La ricerca sul cancro, in particolare quella su vaccini e terapie a mRna, è a rischio a causa dei tagli imposti dall'attuale Amministrazione USA. L'allarme giunge stavolta da Napoli, dove si svolgono in questi giorni la XVI edizione del Melanoma Bridge e la XI edizione dell’Immunotherapy Bridge, due eventi internazionali dedicati all’immunoterapia.

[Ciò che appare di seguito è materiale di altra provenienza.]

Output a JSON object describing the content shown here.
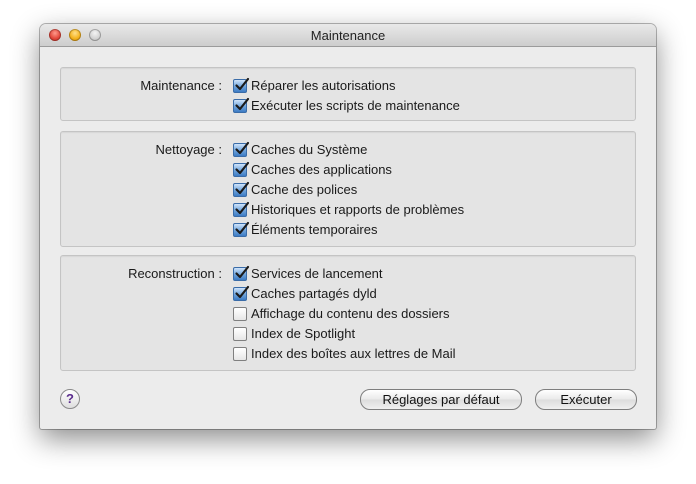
{
  "window": {
    "title": "Maintenance"
  },
  "groups": [
    {
      "label": "Maintenance :",
      "items": [
        {
          "label": "Réparer les autorisations",
          "checked": true
        },
        {
          "label": "Exécuter les scripts de maintenance",
          "checked": true
        }
      ]
    },
    {
      "label": "Nettoyage :",
      "items": [
        {
          "label": "Caches du Système",
          "checked": true
        },
        {
          "label": "Caches des applications",
          "checked": true
        },
        {
          "label": "Cache des polices",
          "checked": true
        },
        {
          "label": "Historiques et rapports de problèmes",
          "checked": true
        },
        {
          "label": "Éléments temporaires",
          "checked": true
        }
      ]
    },
    {
      "label": "Reconstruction :",
      "items": [
        {
          "label": "Services de lancement",
          "checked": true
        },
        {
          "label": "Caches partagés dyld",
          "checked": true
        },
        {
          "label": "Affichage du contenu des dossiers",
          "checked": false
        },
        {
          "label": "Index de Spotlight",
          "checked": false
        },
        {
          "label": "Index des boîtes aux lettres de Mail",
          "checked": false
        }
      ]
    }
  ],
  "footer": {
    "help_label": "?",
    "reset_label": "Réglages par défaut",
    "run_label": "Exécuter"
  }
}
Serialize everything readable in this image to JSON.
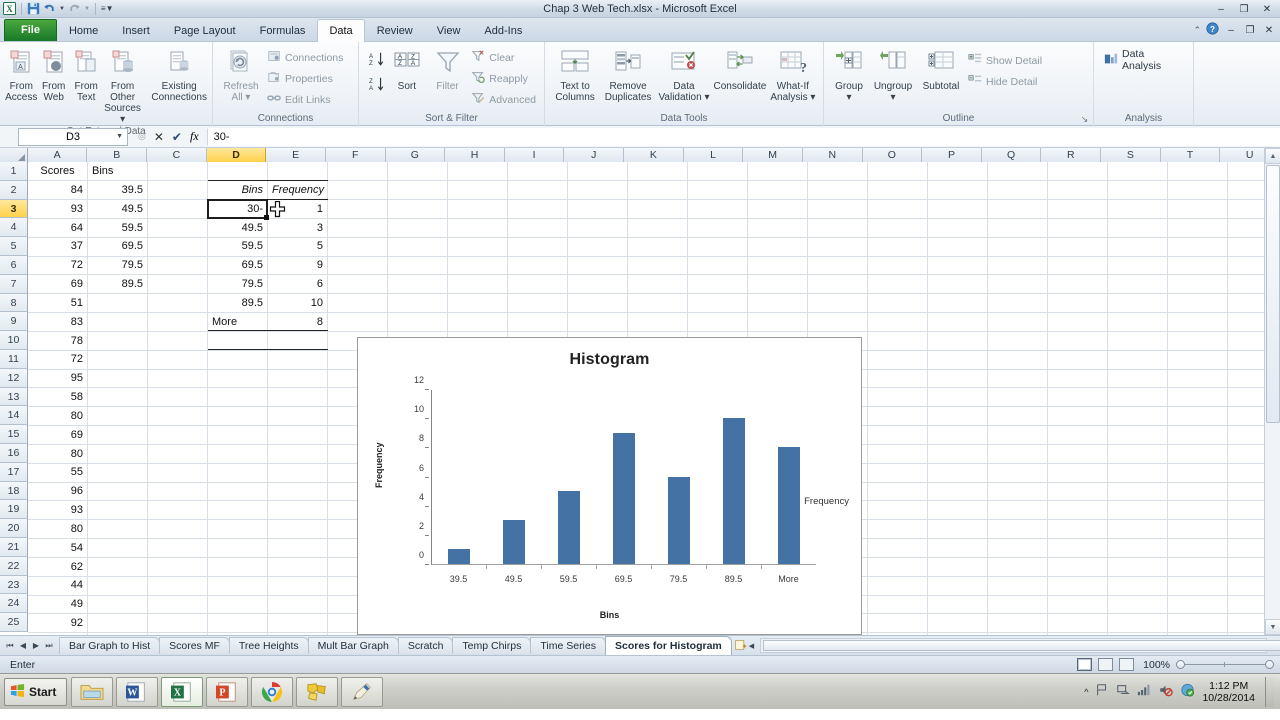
{
  "window": {
    "title": "Chap 3 Web Tech.xlsx  -  Microsoft Excel",
    "quick_access": [
      "save-icon",
      "undo-icon",
      "redo-icon",
      "customize-icon"
    ],
    "controls": {
      "help": "?",
      "minimize": "–",
      "restore": "❐",
      "close": "✕",
      "ribbon_collapse": "⌃"
    }
  },
  "ribbon": {
    "file_tab": "File",
    "tabs": [
      {
        "label": "Home",
        "active": false
      },
      {
        "label": "Insert",
        "active": false
      },
      {
        "label": "Page Layout",
        "active": false
      },
      {
        "label": "Formulas",
        "active": false
      },
      {
        "label": "Data",
        "active": true
      },
      {
        "label": "Review",
        "active": false
      },
      {
        "label": "View",
        "active": false
      },
      {
        "label": "Add-Ins",
        "active": false
      }
    ],
    "groups": [
      {
        "name": "Get External Data",
        "buttons": [
          {
            "label_1": "From",
            "label_2": "Access",
            "icon": "from-access-icon"
          },
          {
            "label_1": "From",
            "label_2": "Web",
            "icon": "from-web-icon"
          },
          {
            "label_1": "From",
            "label_2": "Text",
            "icon": "from-text-icon"
          },
          {
            "label_1": "From Other",
            "label_2": "Sources ▾",
            "icon": "from-other-sources-icon"
          },
          {
            "label_1": "Existing",
            "label_2": "Connections",
            "icon": "existing-connections-icon"
          }
        ]
      },
      {
        "name": "Connections",
        "big": [
          {
            "label_1": "Refresh",
            "label_2": "All ▾",
            "icon": "refresh-all-icon"
          }
        ],
        "small": [
          {
            "label": "Connections",
            "icon": "connections-icon",
            "disabled": true
          },
          {
            "label": "Properties",
            "icon": "properties-icon",
            "disabled": true
          },
          {
            "label": "Edit Links",
            "icon": "edit-links-icon",
            "disabled": true
          }
        ]
      },
      {
        "name": "Sort & Filter",
        "sort_az": "A↓",
        "sort_za": "Z↑",
        "big": [
          {
            "label_1": "Sort",
            "label_2": "",
            "icon": "sort-icon"
          },
          {
            "label_1": "Filter",
            "label_2": "",
            "icon": "filter-icon"
          }
        ],
        "small": [
          {
            "label": "Clear",
            "icon": "clear-filter-icon",
            "disabled": true
          },
          {
            "label": "Reapply",
            "icon": "reapply-filter-icon",
            "disabled": true
          },
          {
            "label": "Advanced",
            "icon": "advanced-filter-icon",
            "disabled": true
          }
        ]
      },
      {
        "name": "Data Tools",
        "buttons": [
          {
            "label_1": "Text to",
            "label_2": "Columns",
            "icon": "text-to-columns-icon"
          },
          {
            "label_1": "Remove",
            "label_2": "Duplicates",
            "icon": "remove-duplicates-icon"
          },
          {
            "label_1": "Data",
            "label_2": "Validation ▾",
            "icon": "data-validation-icon"
          },
          {
            "label_1": "Consolidate",
            "label_2": "",
            "icon": "consolidate-icon"
          },
          {
            "label_1": "What-If",
            "label_2": "Analysis ▾",
            "icon": "what-if-analysis-icon"
          }
        ]
      },
      {
        "name": "Outline",
        "buttons": [
          {
            "label_1": "Group",
            "label_2": "▾",
            "icon": "group-icon"
          },
          {
            "label_1": "Ungroup",
            "label_2": "▾",
            "icon": "ungroup-icon"
          },
          {
            "label_1": "Subtotal",
            "label_2": "",
            "icon": "subtotal-icon"
          }
        ],
        "small": [
          {
            "label": "Show Detail",
            "icon": "show-detail-icon",
            "disabled": true
          },
          {
            "label": "Hide Detail",
            "icon": "hide-detail-icon",
            "disabled": true
          }
        ],
        "dialog_launcher": "↘"
      },
      {
        "name": "Analysis",
        "small": [
          {
            "label": "Data Analysis",
            "icon": "data-analysis-icon",
            "disabled": false
          }
        ]
      }
    ]
  },
  "formula_bar": {
    "name_box": "D3",
    "cancel_icon": "✕",
    "enter_icon": "✔",
    "function_icon": "fx",
    "value": "30-"
  },
  "grid": {
    "columns": [
      "A",
      "B",
      "C",
      "D",
      "E",
      "F",
      "G",
      "H",
      "I",
      "J",
      "K",
      "L",
      "M",
      "N",
      "O",
      "P",
      "Q",
      "R",
      "S",
      "T",
      "U"
    ],
    "selected_column": "D",
    "selected_row": 3,
    "rows": [
      1,
      2,
      3,
      4,
      5,
      6,
      7,
      8,
      9,
      10,
      11,
      12,
      13,
      14,
      15,
      16,
      17,
      18,
      19,
      20,
      21,
      22,
      23,
      24,
      25
    ],
    "cells": {
      "A1": "Scores",
      "B1": "Bins",
      "A2": "84",
      "B2": "39.5",
      "A3": "93",
      "B3": "49.5",
      "A4": "64",
      "B4": "59.5",
      "A5": "37",
      "B5": "69.5",
      "A6": "72",
      "B6": "79.5",
      "A7": "69",
      "B7": "89.5",
      "A8": "51",
      "A9": "83",
      "A10": "78",
      "A11": "72",
      "A12": "95",
      "A13": "58",
      "A14": "80",
      "A15": "69",
      "A16": "80",
      "A17": "55",
      "A18": "96",
      "A19": "93",
      "A20": "80",
      "A21": "54",
      "A22": "62",
      "A23": "44",
      "A24": "49",
      "A25": "92",
      "D2": "Bins",
      "E2": "Frequency",
      "D3": "30-",
      "E3": "1",
      "D4": "49.5",
      "E4": "3",
      "D5": "59.5",
      "E5": "5",
      "D6": "69.5",
      "E6": "9",
      "D7": "79.5",
      "E7": "6",
      "D8": "89.5",
      "E8": "10",
      "D9": "More",
      "E9": "8"
    },
    "editing_cell": "D3",
    "mouse_cursor": "text-select-plus-cursor"
  },
  "chart_data": {
    "type": "bar",
    "title": "Histogram",
    "xlabel": "Bins",
    "ylabel": "Frequency",
    "categories": [
      "39.5",
      "49.5",
      "59.5",
      "69.5",
      "79.5",
      "89.5",
      "More"
    ],
    "values": [
      1,
      3,
      5,
      9,
      6,
      10,
      8
    ],
    "series": [
      {
        "name": "Frequency",
        "values": [
          1,
          3,
          5,
          9,
          6,
          10,
          8
        ]
      }
    ],
    "yticks": [
      0,
      2,
      4,
      6,
      8,
      10,
      12
    ],
    "ylim": [
      0,
      12
    ],
    "grid": false,
    "legend": [
      "Frequency"
    ],
    "legend_position": "right",
    "bar_color": "#4472a4"
  },
  "sheet_tabs": {
    "nav": [
      "⏮",
      "◀",
      "▶",
      "⏭"
    ],
    "tabs": [
      {
        "label": "Bar Graph to Hist",
        "active": false
      },
      {
        "label": "Scores MF",
        "active": false
      },
      {
        "label": "Tree Heights",
        "active": false
      },
      {
        "label": "Mult Bar Graph",
        "active": false
      },
      {
        "label": "Scratch",
        "active": false
      },
      {
        "label": "Temp Chirps",
        "active": false
      },
      {
        "label": "Time Series",
        "active": false
      },
      {
        "label": "Scores for Histogram",
        "active": true
      }
    ],
    "new_sheet_icon": "insert-worksheet-icon"
  },
  "status_bar": {
    "mode": "Enter",
    "views": [
      "normal-view-icon",
      "page-layout-view-icon",
      "page-break-preview-icon"
    ],
    "active_view": 0,
    "zoom": "100%"
  },
  "taskbar": {
    "start_label": "Start",
    "buttons": [
      {
        "name": "file-explorer-icon",
        "active": false
      },
      {
        "name": "word-icon",
        "active": false
      },
      {
        "name": "excel-icon",
        "active": true
      },
      {
        "name": "powerpoint-icon",
        "active": false
      },
      {
        "name": "chrome-icon",
        "active": false
      },
      {
        "name": "jigsaw-app-icon",
        "active": false
      },
      {
        "name": "paint-pen-icon",
        "active": false
      }
    ],
    "tray": [
      "show-hidden-icons",
      "flag-action-center-icon",
      "network-icon",
      "signal-icon",
      "volume-muted-icon",
      "update-icon"
    ],
    "time": "1:12 PM",
    "date": "10/28/2014"
  }
}
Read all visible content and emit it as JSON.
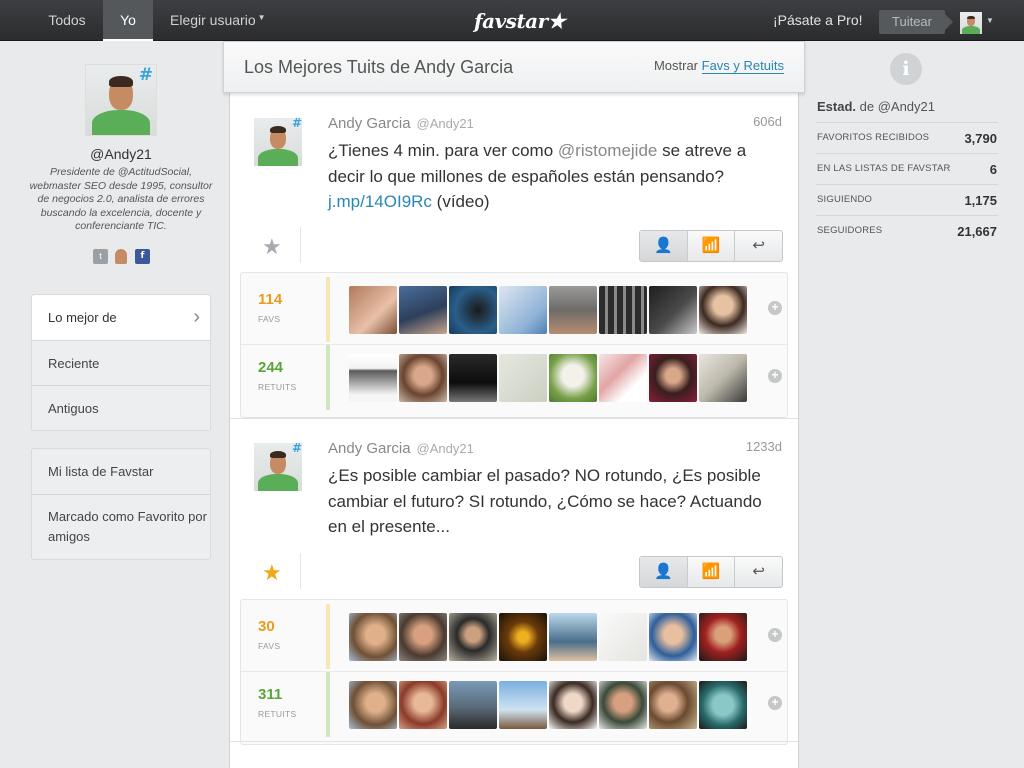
{
  "topbar": {
    "nav_todos": "Todos",
    "nav_yo": "Yo",
    "nav_elegir": "Elegir usuario",
    "logo": "favstar★",
    "pro": "¡Pásate a Pro!",
    "tuitear": "Tuitear"
  },
  "profile": {
    "handle": "@Andy21",
    "bio": "Presidente de @ActitudSocial, webmaster SEO desde 1995, consultor de negocios 2.0, analista de errores buscando la excelencia, docente y conferenciante TIC."
  },
  "menu1": {
    "items": [
      {
        "label": "Lo mejor de"
      },
      {
        "label": "Reciente"
      },
      {
        "label": "Antiguos"
      }
    ]
  },
  "menu2": {
    "items": [
      {
        "label": "Mi lista de Favstar"
      },
      {
        "label": "Marcado como Favorito por amigos"
      }
    ]
  },
  "center": {
    "title": "Los Mejores Tuits de Andy Garcia",
    "mostrar_label": "Mostrar",
    "mostrar_link": "Favs y Retuits"
  },
  "tweets": [
    {
      "name": "Andy Garcia",
      "username": "@Andy21",
      "age": "606d",
      "text_a": "¿Tienes 4 min. para ver como ",
      "mention": "@ristomejide",
      "text_b": " se atreve a decir lo que millones de españoles están pensando? ",
      "link": "j.mp/14OI9Rc",
      "text_c": " (vídeo)",
      "favs": "114",
      "favs_label": "FAVS",
      "retuits": "244",
      "retuits_label": "RETUITS",
      "starred": false
    },
    {
      "name": "Andy Garcia",
      "username": "@Andy21",
      "age": "1233d",
      "text_a": "¿Es posible cambiar el pasado? NO rotundo, ¿Es posible cambiar el futuro? SI rotundo, ¿Cómo se hace? Actuando en el presente...",
      "favs": "30",
      "favs_label": "FAVS",
      "retuits": "311",
      "retuits_label": "RETUITS",
      "starred": true
    }
  ],
  "sidebar_stats": {
    "title_bold": "Estad.",
    "title_rest": " de @Andy21",
    "rows": [
      {
        "label": "FAVORITOS RECIBIDOS",
        "value": "3,790"
      },
      {
        "label": "EN LAS LISTAS DE FAVSTAR",
        "value": "6"
      },
      {
        "label": "SIGUIENDO",
        "value": "1,175"
      },
      {
        "label": "SEGUIDORES",
        "value": "21,667"
      }
    ]
  },
  "colors": {
    "fav": "#eb9b1a",
    "retuit": "#5aa53a",
    "link": "#2a86b3",
    "star_active": "#f0a818",
    "star_inactive": "#a7abaf"
  },
  "icons": {
    "star": "star-icon",
    "user": "user-icon",
    "stats": "bar-chart-icon",
    "reply": "reply-icon",
    "info": "info-icon",
    "plus": "plus-icon",
    "chevron": "chevron-right-icon"
  }
}
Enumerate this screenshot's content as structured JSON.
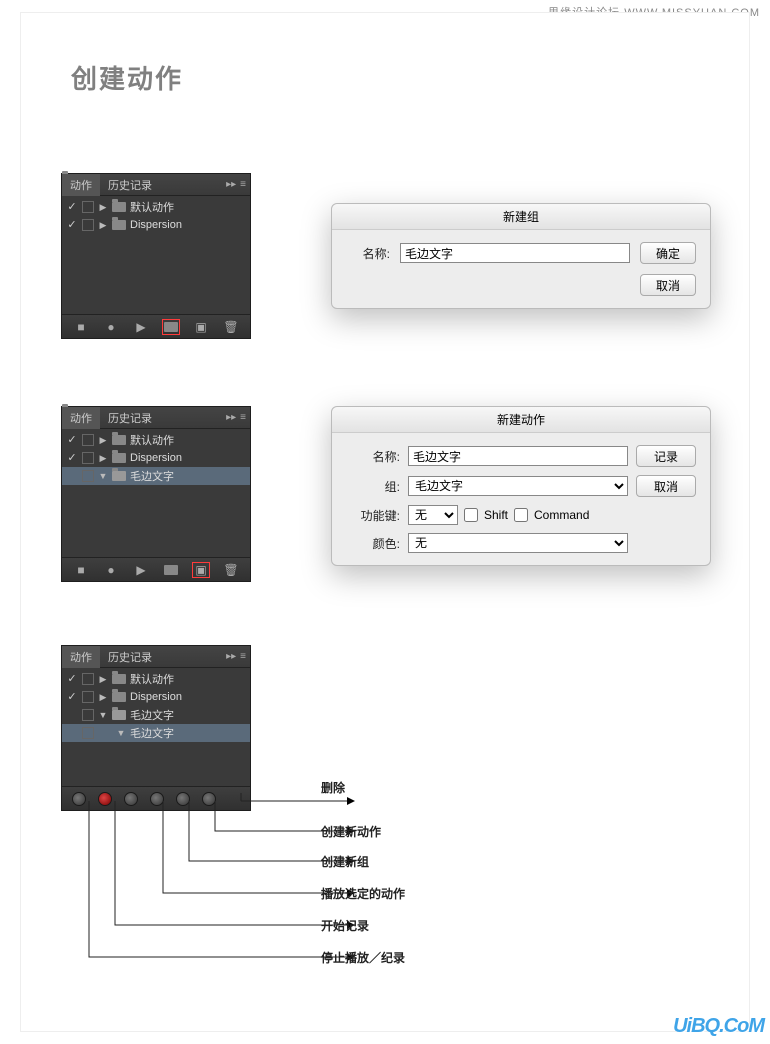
{
  "header_right": "思缘设计论坛  WWW.MISSYUAN.COM",
  "title": "创建动作",
  "panel_tabs": {
    "actions": "动作",
    "history": "历史记录"
  },
  "actions1": {
    "rows": [
      "默认动作",
      "Dispersion"
    ]
  },
  "actions2": {
    "rows": [
      "默认动作",
      "Dispersion",
      "毛边文字"
    ]
  },
  "actions3": {
    "rows": [
      "默认动作",
      "Dispersion",
      "毛边文字",
      "毛边文字"
    ]
  },
  "newgroup": {
    "title": "新建组",
    "name_label": "名称:",
    "name_value": "毛边文字",
    "ok": "确定",
    "cancel": "取消"
  },
  "newaction": {
    "title": "新建动作",
    "name_label": "名称:",
    "name_value": "毛边文字",
    "group_label": "组:",
    "group_value": "毛边文字",
    "fn_label": "功能键:",
    "fn_value": "无",
    "shift": "Shift",
    "command": "Command",
    "color_label": "颜色:",
    "color_value": "无",
    "record": "记录",
    "cancel": "取消"
  },
  "callouts": {
    "delete": "删除",
    "new_action": "创建新动作",
    "new_group": "创建新组",
    "play": "播放选定的动作",
    "record": "开始记录",
    "stop": "停止播放／纪录"
  },
  "watermark": "UiBQ.CoM"
}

Dal melanoma ai tumori del polmone, della prostata, del pancreas, del seno fino al cancro ai reni, alla vescica e a molti altri ancora: sono venti i tipi di tumore contro i quali sono attualmente in corso, nel mondo, oltre 230 studi clinici che mirano a sviluppare vaccini e terapie basate sull’mRNA. L’oncologia è infatti l’area terapeutica che più di tutte ha visto crescere la ricerca su questa tecnologia, seguita dalle malattie infettive con 120 studi. Una vera e propria corsa all’oro che rischia una brusca battuta d’arresto a causa dei tagli ai fondi da parte dell'Amministrazione Trump, che solo nei primi tre mesi del 2025 ha ridotto del 31% i finanziamenti del National Cancer Institute e ha annunciato l'interruzione di 22 progetti mirati allo sviluppo di vaccini a mRNA per un valore di 500 milioni di dollari.
«L’interesse scientifico per i vaccini a mRNA in oncologia è in forte crescita» osserva Paolo Ascierto, professore di Oncologia all’Università Federico II di Napoli, presidente della Fondazione Melanoma e direttore dell’Unità di Oncologia melanoma, immunoterapia oncologica e terapie innovative dell’Istituto Pascale di Napoli. Questi vaccini «non sono pensati per prevenire il cancro nel senso tradizionale – precisa Ascierto - ma per addestrare il sistema immunitario a riconoscere e distruggere le cellule cancerose. Funzionano come terapie complementari o adiuvanti dopo l’intervento chirurgico, riducendo drasticamente il rischio di recidiva».
La ricerca è ormai ben oltre le fasi precliniche, con progressi concreti e candidati promettenti che stanno affrontando le fasi finali dei test. Il futuro riserva grandi innovazioni anche in termini di semplicità di somministrazione dei farmaci immunoterapici, come le terapie sottocute. Inoltre, sono promettenti i primi risultati relativi al primo vaccino "fisso", più semplice ed economico da produrre rispetto a quelli personalizzati, che mira a colpire un set di quattro antigeni presenti nella maggior parte dei melanomi.
Tuttavia «i tagli ai finanziamenti negli Stati Uniti minacciano di rallentare quella che è stata definita una delle vie terapeutiche più promettenti del secolo» avverte Ascierto. In questo contesto però, «potrebbe aprirsi una finestra di opportunità strategica per l’Europa e in particolare per l’Italia: di fronte a un potenziale rallentamento della ricerca americana, i Paesi europei possono cogliere l’occasione per rafforzare il loro ruolo ed entrare a pieno titolo come nuovo polo di riferimento globale in questa tecnologia salvavita. L’Italia vanta una straordinaria qualità della ricerca e dei suoi ricercatori, contesi in tutto il mondo: stabilizzando e aumentando i finanziamenti pubblici e privati, potrebbe attrarre investimenti e startup biotecnologiche che vedono incertezza oltreoceano».
C'è di più: «Investire ora in centri di ricerca d’eccellenza, come quelli già presenti in Italia – aggiunge l'esperto - permetterebbe di capitalizzare sul know-how sviluppato durante la pandemia e assicurare l’accesso prioritario a queste terapie future. L’Europa e l’Italia hanno l’opportunità unica di dimostrare che la ricerca scientifica e l’innovazione medica possono essere sostenute con rigore e distacco dalle tensioni politiche – conclude Ascierto - cementando il proprio ruolo di leader nell’immunoterapia oncologica del futuro».